CASE REPORT
A 60-year-old male presented to the emergency department (ED) with progressive stridor. His history was notable for radical tonsillectomy, neck dissection, radial forearm free flap and tracheostomy for a locally and regionally advanced p16+ squamous cell carcinoma (SCCA) approximately two months earlier. The patient’s tracheostomy had been removed one month prior to presentation, and he had just begun postoperative chemoradiation. The patient was known to our head and neck team having had his surgery in our division.
The otolaryngology consult resident (JED) was called for urgent airway evaluation. As a result of new residency policies, the junior resident consulted with the attending consult faculty (CHR) prior to seeing the patient, who determined a need for a conference call with the junior and senior resident (CMJ). We developed a plan for definite hospital admission and likely nasopharyngolaryngoscopy (NPL). Complicating this was the fact that the patient was considered a “PUI” (patient under investigation/rule out COVID-19). Although the patient had stridor and positional dyspnea (when lying down), he was reportedly not having any oxygen requirement and was otherwise stable.

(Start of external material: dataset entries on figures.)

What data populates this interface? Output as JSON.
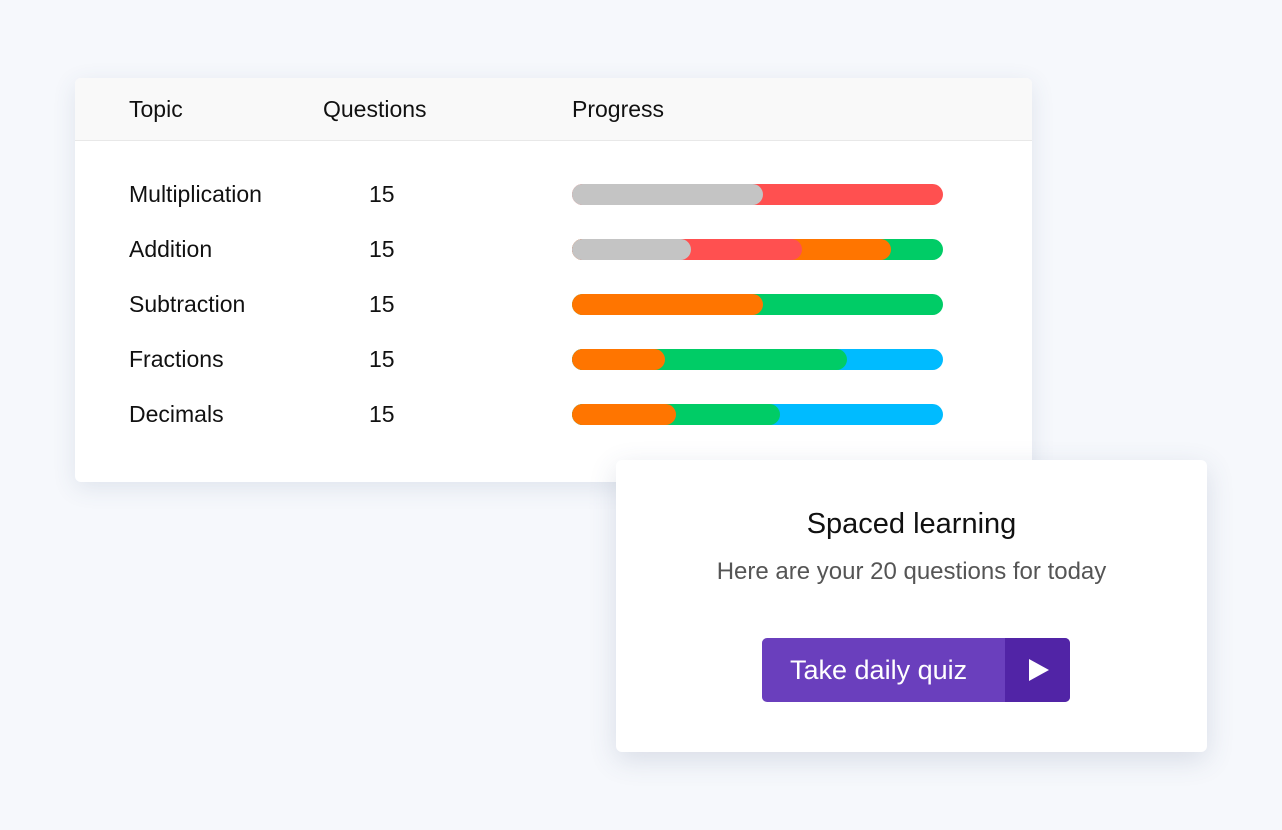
{
  "table": {
    "headers": {
      "topic": "Topic",
      "questions": "Questions",
      "progress": "Progress"
    },
    "rows": [
      {
        "topic": "Multiplication",
        "questions": "15",
        "progress": [
          {
            "color": "#c4c4c4",
            "fraction": 0.515
          },
          {
            "color": "#ff5050",
            "fraction": 0.485
          }
        ]
      },
      {
        "topic": "Addition",
        "questions": "15",
        "progress": [
          {
            "color": "#c4c4c4",
            "fraction": 0.32
          },
          {
            "color": "#ff5050",
            "fraction": 0.3
          },
          {
            "color": "#ff7500",
            "fraction": 0.24
          },
          {
            "color": "#00cc66",
            "fraction": 0.14
          }
        ]
      },
      {
        "topic": "Subtraction",
        "questions": "15",
        "progress": [
          {
            "color": "#ff7500",
            "fraction": 0.515
          },
          {
            "color": "#00cc66",
            "fraction": 0.485
          }
        ]
      },
      {
        "topic": "Fractions",
        "questions": "15",
        "progress": [
          {
            "color": "#ff7500",
            "fraction": 0.25
          },
          {
            "color": "#00cc66",
            "fraction": 0.49
          },
          {
            "color": "#00bbff",
            "fraction": 0.26
          }
        ]
      },
      {
        "topic": "Decimals",
        "questions": "15",
        "progress": [
          {
            "color": "#ff7500",
            "fraction": 0.28
          },
          {
            "color": "#00cc66",
            "fraction": 0.28
          },
          {
            "color": "#00bbff",
            "fraction": 0.44
          }
        ]
      }
    ]
  },
  "spaced": {
    "title": "Spaced learning",
    "subtitle": "Here are your 20 questions for today",
    "button_label": "Take daily quiz",
    "button_icon": "play-icon"
  }
}
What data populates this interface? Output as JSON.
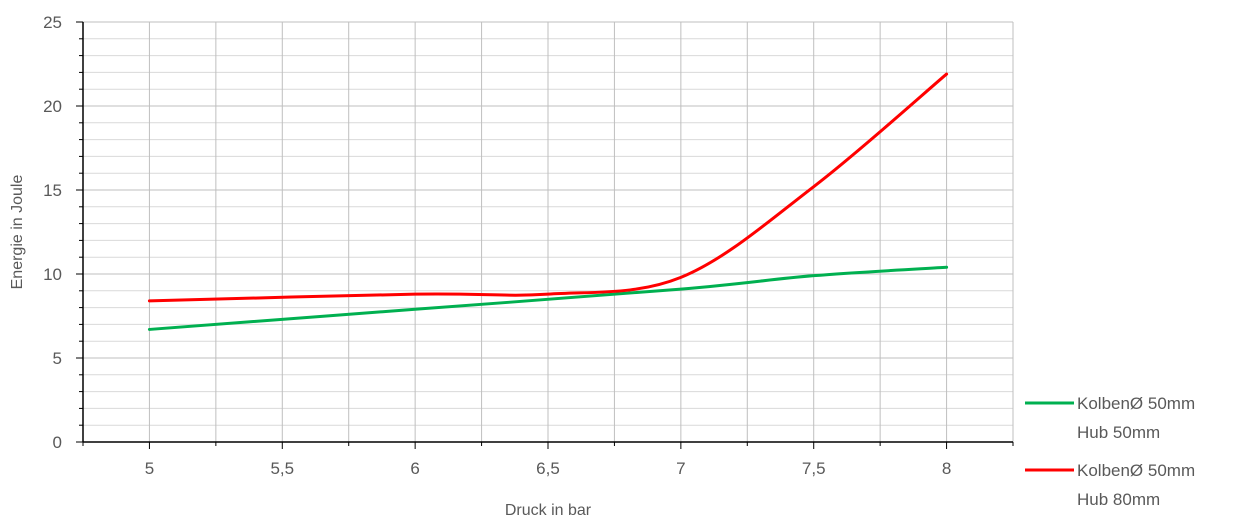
{
  "chart_data": {
    "type": "line",
    "xlabel": "Druck in bar",
    "ylabel": "Energie  in Joule",
    "xlim": [
      4.75,
      8.25
    ],
    "ylim": [
      0,
      25
    ],
    "x_ticks": [
      "5",
      "5,5",
      "6",
      "6,5",
      "7",
      "7,5",
      "8"
    ],
    "x_tick_values": [
      5,
      5.5,
      6,
      6.5,
      7,
      7.5,
      8
    ],
    "y_ticks": [
      "0",
      "5",
      "10",
      "15",
      "20",
      "25"
    ],
    "y_tick_values": [
      0,
      5,
      10,
      15,
      20,
      25
    ],
    "grid": true,
    "legend_position": "right",
    "series": [
      {
        "name": "KolbenØ 50mm Hub 50mm",
        "name_lines": [
          "KolbenØ 50mm",
          "Hub 50mm"
        ],
        "color": "#00b050",
        "x": [
          5,
          6,
          7,
          7.5,
          8
        ],
        "y": [
          6.7,
          7.9,
          9.1,
          9.9,
          10.4
        ]
      },
      {
        "name": "KolbenØ 50mm Hub 80mm",
        "name_lines": [
          "KolbenØ 50mm",
          "Hub 80mm"
        ],
        "color": "#ff0000",
        "x": [
          5,
          6,
          6.5,
          7,
          7.5,
          8
        ],
        "y": [
          8.4,
          8.8,
          8.8,
          9.8,
          15.2,
          21.9
        ]
      }
    ]
  }
}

A plan was made for the consult team to arrive at the ED together, assess the patient, and discuss with the ED attending prior to performing any procedure. We realized that in the setting of a potential COVID infection, team members were at risk of exposure even during a standard head and neck exam and that any airway procedure including NPL would ideally require full personal protective equipment (PPE). The added risks and resources needed for airway evaluation and management in a PUI prompted us to activate the Airway Rapid Response (ARR) team for a more comprehensive team huddle. Airway Rapid Response mobilized the key personnel and equipment that might be needed if the situation deteriorated, and it allowed us to discuss the consequences of the options available with all key personnel. Notably, in the COVID era, team members attempted to maintain six feet of distance between each other during the huddle.

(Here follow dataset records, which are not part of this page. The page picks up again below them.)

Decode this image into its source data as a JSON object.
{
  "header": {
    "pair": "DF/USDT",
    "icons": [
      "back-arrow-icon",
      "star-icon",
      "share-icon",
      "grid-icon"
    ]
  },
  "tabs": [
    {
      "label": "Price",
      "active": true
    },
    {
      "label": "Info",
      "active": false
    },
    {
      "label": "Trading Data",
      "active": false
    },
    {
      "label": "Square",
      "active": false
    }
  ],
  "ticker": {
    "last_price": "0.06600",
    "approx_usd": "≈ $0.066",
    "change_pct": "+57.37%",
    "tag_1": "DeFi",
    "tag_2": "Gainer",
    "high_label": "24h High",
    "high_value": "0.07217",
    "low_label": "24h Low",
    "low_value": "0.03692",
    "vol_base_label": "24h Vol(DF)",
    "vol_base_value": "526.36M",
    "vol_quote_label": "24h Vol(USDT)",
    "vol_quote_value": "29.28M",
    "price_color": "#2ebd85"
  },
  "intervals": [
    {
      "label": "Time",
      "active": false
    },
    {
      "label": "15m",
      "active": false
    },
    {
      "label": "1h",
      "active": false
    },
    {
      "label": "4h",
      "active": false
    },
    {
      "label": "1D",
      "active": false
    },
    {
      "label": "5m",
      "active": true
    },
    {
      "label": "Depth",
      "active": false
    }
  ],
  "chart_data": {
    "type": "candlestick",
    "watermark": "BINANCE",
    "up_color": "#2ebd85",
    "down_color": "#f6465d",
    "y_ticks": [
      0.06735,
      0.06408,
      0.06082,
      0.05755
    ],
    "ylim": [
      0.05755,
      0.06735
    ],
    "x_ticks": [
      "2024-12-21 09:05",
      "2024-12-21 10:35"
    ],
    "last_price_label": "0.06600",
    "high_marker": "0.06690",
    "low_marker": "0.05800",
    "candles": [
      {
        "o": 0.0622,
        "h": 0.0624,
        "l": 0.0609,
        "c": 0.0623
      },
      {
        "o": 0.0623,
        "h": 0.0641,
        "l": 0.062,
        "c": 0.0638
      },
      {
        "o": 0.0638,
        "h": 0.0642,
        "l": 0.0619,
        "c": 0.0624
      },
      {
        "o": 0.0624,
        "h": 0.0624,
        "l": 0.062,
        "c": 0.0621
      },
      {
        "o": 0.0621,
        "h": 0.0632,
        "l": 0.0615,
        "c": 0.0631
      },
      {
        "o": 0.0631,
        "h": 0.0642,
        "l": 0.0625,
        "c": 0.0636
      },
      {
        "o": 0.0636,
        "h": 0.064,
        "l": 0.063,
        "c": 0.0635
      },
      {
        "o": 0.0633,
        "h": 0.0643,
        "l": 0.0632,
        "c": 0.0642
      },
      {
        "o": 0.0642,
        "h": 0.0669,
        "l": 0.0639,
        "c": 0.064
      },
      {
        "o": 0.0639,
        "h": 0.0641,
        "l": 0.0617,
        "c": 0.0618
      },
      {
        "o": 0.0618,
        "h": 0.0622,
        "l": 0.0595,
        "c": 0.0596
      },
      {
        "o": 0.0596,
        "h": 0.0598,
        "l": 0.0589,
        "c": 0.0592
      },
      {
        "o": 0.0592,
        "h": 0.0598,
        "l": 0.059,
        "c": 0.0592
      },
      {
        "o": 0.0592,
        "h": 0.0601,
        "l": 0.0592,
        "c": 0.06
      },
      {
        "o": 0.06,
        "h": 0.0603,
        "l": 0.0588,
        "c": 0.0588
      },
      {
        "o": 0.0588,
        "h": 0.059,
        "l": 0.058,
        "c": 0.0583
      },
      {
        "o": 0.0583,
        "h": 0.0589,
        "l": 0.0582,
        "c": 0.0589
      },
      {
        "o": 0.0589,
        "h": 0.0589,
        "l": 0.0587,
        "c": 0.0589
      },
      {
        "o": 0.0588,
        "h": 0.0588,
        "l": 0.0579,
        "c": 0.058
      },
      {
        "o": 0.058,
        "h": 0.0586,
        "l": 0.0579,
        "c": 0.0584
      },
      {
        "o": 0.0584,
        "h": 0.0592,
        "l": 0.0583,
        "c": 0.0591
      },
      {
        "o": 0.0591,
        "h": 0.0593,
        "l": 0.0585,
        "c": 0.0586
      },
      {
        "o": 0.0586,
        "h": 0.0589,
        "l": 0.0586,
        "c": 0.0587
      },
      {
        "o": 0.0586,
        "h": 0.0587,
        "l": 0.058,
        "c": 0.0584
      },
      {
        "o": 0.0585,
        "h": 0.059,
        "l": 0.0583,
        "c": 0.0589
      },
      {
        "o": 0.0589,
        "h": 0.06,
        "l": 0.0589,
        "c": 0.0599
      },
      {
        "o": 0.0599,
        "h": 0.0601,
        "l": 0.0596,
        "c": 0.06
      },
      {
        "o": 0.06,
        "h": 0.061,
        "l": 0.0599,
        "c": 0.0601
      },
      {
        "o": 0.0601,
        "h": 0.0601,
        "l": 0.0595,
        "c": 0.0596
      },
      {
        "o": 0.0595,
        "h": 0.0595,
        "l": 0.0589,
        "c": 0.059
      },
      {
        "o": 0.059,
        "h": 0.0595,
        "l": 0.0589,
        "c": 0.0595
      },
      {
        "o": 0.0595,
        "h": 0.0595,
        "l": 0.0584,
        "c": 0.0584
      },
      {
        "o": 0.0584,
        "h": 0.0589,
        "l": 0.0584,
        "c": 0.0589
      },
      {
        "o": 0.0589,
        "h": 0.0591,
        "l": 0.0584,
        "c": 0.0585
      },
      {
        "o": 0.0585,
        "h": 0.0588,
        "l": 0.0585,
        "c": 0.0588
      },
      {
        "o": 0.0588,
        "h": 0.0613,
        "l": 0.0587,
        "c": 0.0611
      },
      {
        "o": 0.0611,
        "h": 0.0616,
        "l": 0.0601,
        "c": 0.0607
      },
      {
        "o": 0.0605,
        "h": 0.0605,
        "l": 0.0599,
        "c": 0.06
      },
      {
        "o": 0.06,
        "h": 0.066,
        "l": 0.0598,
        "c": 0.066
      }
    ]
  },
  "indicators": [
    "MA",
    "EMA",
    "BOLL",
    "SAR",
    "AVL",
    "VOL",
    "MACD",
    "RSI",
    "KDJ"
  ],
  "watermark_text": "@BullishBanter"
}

Ultimately, it was determined that the consult faculty should don full PPE (powered air-purifying respirator [PAPR], gown, and gloves) and enter the room to do an airway assessment while the rest of the airway team prepared to don PPE in the event they were also needed. Upon entry into the room, the patient, who was wearing a surgical mask, was extremely anxious, had loud stridor but had no oxygen requirement and a regular respiratory rate when calm. Further history revealed he had progressive dyspnea since decannulation one month prior and was sent to the ED by his radiation oncologist during a routine visit. He had a history of sleep apnea and chronic renal insufficiency. Primary assessment revealed that he had trismus, a well healed free flap in the lateral oropharynx, and a Mallampati grade of 3. He had a large neck and a nearly healed tracheostomy site with a small amount of granulation tissue in the residual tract.
The patient was notified of the need for NPL evaluation and that topical anesthesia would be avoided due to the risk of virus aerosolization and of worsening his airway. He became more anxious and had increasingly loud stridor and tachypnea. A disposable bronchoscope, tracheostomy set, kerrison rongeurs, endotracheal tubes of varying size, and a videolaryngoscope were opened at bedside. The head and neck senior resident, anesthesia attending, and a respiratory therapist donned full PPE and prepared for intubation or tracheostomy in the ED negative pressure room in case of decompensation.

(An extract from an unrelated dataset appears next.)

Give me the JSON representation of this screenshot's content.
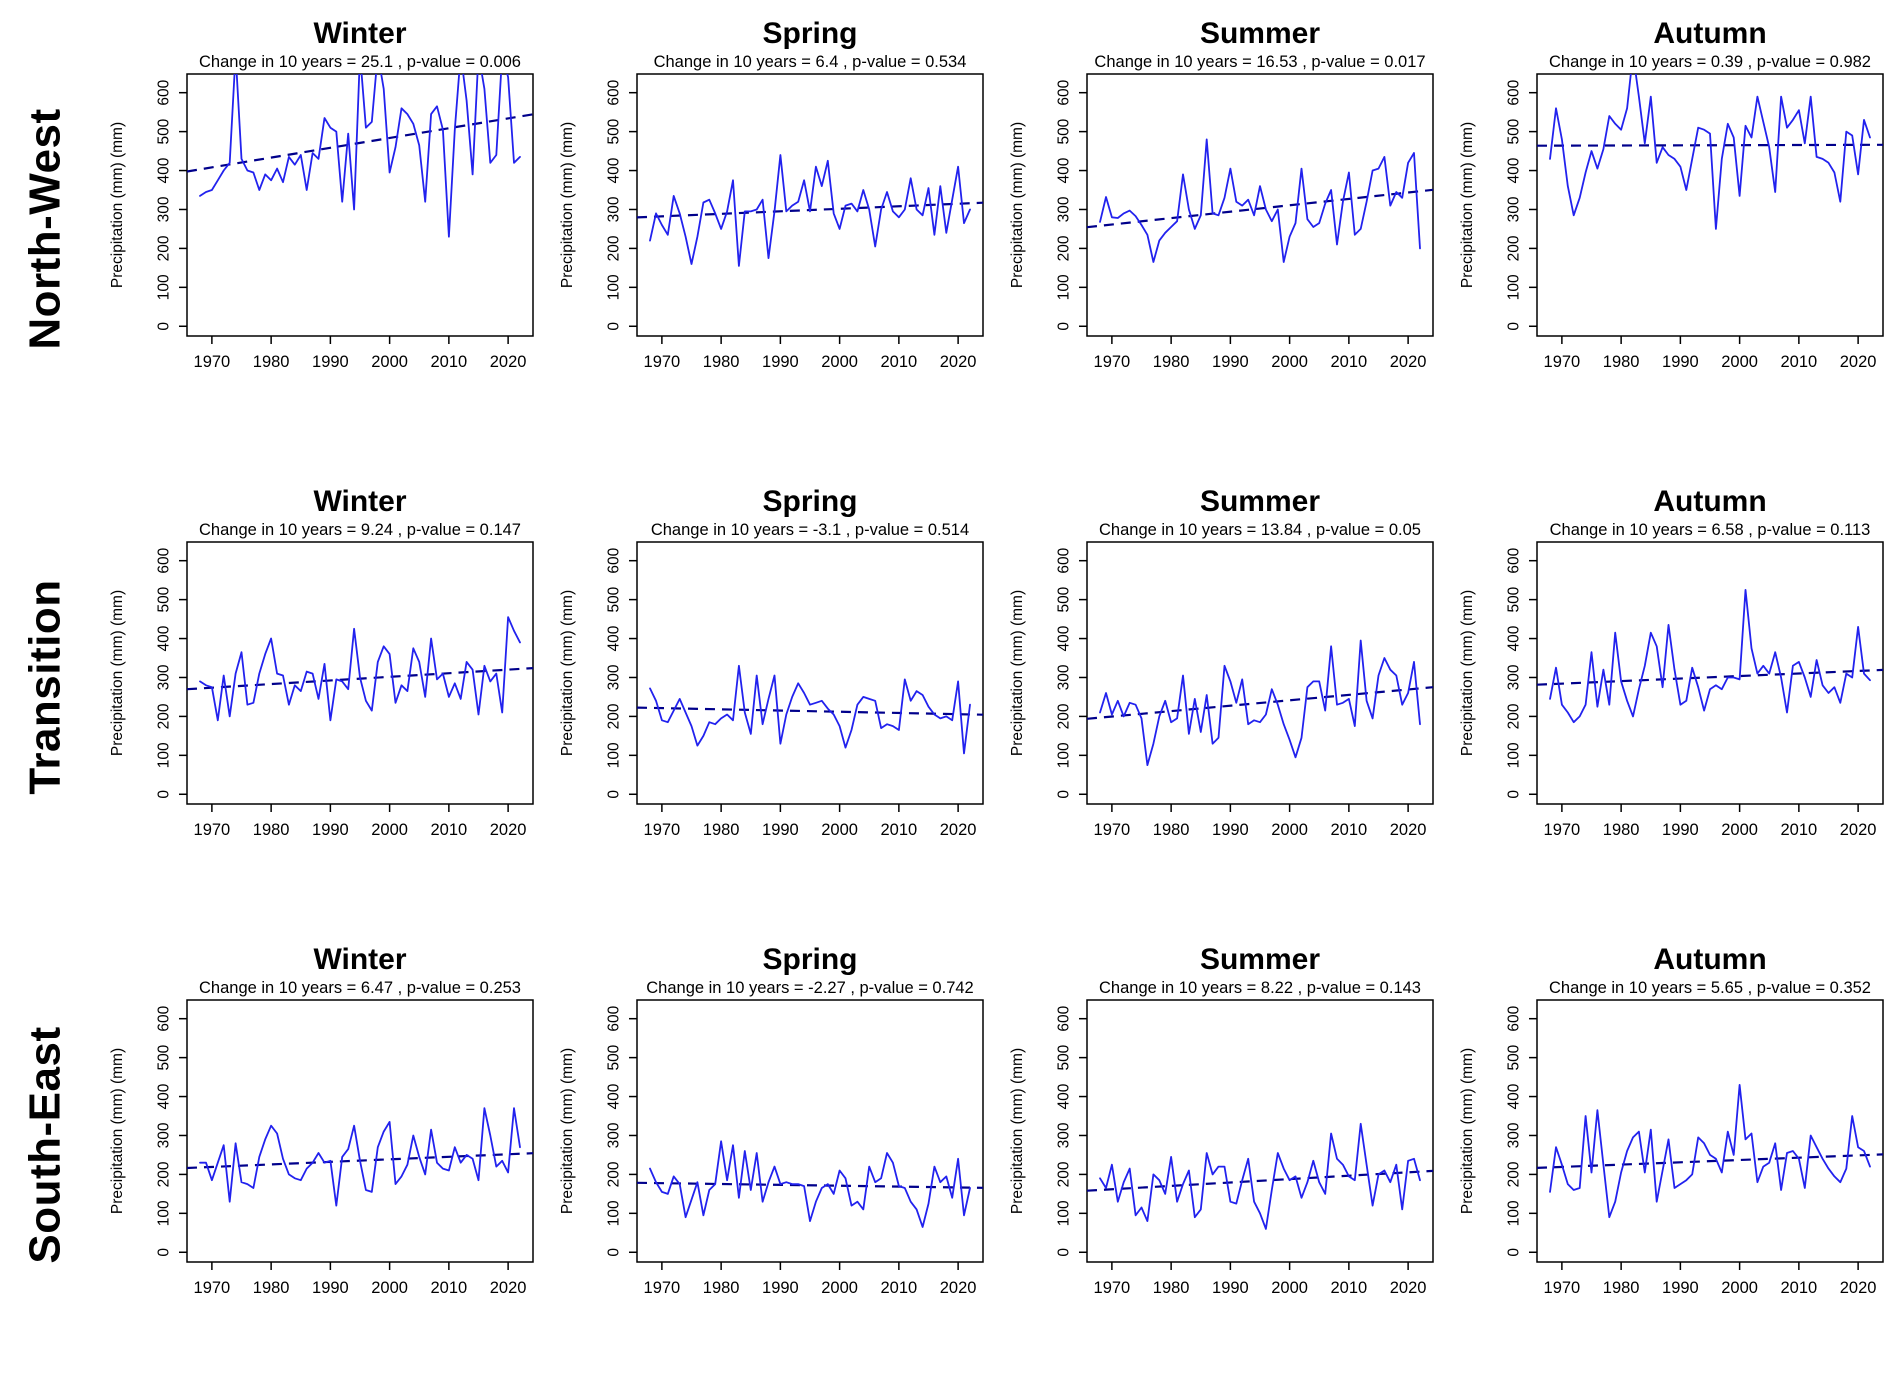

The patient was preoxygenated in case a rapid sequence induction was needed for oral intubation. Fiberoptic NPL revealed mild laryngeal edema and normal vocal cord mobility, thus suggesting a subglottic or tracheal source of obstruction. The patient tolerated the procedure well, remained stable, and was weaned back to room air. Despite the potential need for revision tracheostomy to manage the patient’s presumed infraglottic airway obstruction, it was determined that it would be best to avoid further intervention until COVID-19 testing resulted and, if possible, a CT chest could be performed. CT chest would be helpful in looking for COVID lesions and also to assess the trachea but was deferred pending COVID testing. Due to limited availability for COVID testing, all of the above steps were needed to provide a “golden ticket” to get the fastest COVID testing possible at that time. Even though the patient was not febrile, we felt that it was important because of the need for PPE, location and timing of the intervention.
The patient was instructed to again don his mask, and he was transferred to a negative pressure room in the surgical ICU where the airway equipment was again placed at bedside. Eventually, COVID-19 testing resulted and was negative. A chest CT was obtained without contrast (due to the patient’s history of renal insufficiency) and revealed multiple pulmonary metastases, a subcarinal mass (likely nodal), slight narrowing of the subglottis, and a mass in the trachea near the prior tracheostomy site, felt to be most consistent with a granuloma (Figure 1 ).